Join us on Zoom to explore the ideas behind Temple Micah member Skip Halpern’s new book, Wellsprings of Work: Surprising Sources of Meaning and Motivation in Work. Through nonfiction stories, Wellsprings explores a dozen psychological and spiritual sources for developing meaning and values in work, plus recognizing “false messiahs” along the way.

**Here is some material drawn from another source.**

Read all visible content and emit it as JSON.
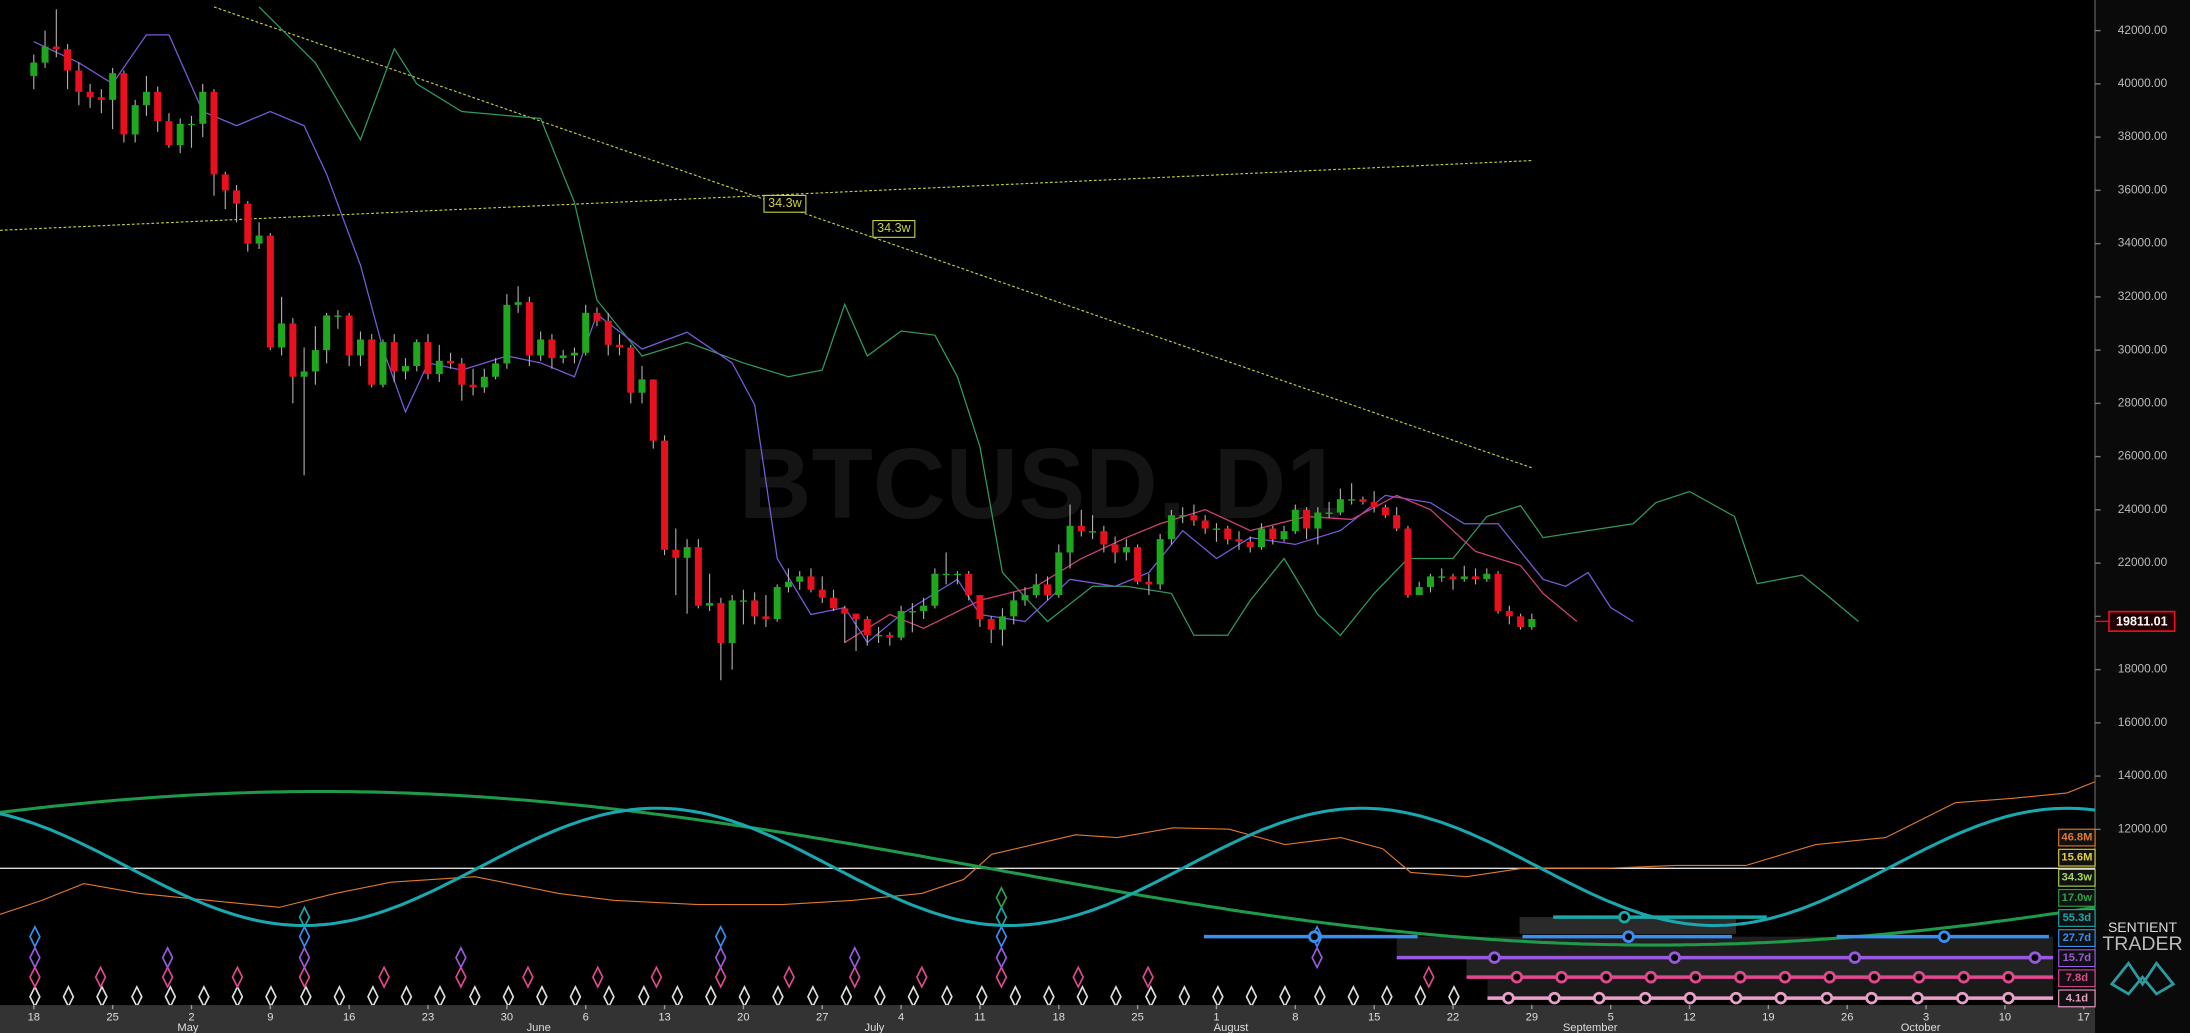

The book’s audience ranges across many types of careers and across the age spectrum, from people just beginning a work life, to mid-career, to nearing or in retirement. Its stories are springboards for exploring larger ideas about meaning and value: an episode negotiating a transaction with Warren Buffett launches a discussion of working for respect; analyzing a potential (avoided) investment with Bernie Madoff (work as play and competition); unmasking a corrupt federal judge (feeling compelled to act); and advising investment funds for the Chinese Communist Government (connecting to something larger), for the Inupiat Eskimo Permanent Fund (building for the future), and for Major League Baseball, the National Hockey League, and the Association of Professional Tennis Players (the siren song of reflected glory).
“In researching this book,” Halpern explains, “I was particularly influenced by Jewish thinkers, like Abraham Maslow, Victor Frankl, Arthur Koestler, and Avishai Margalit.”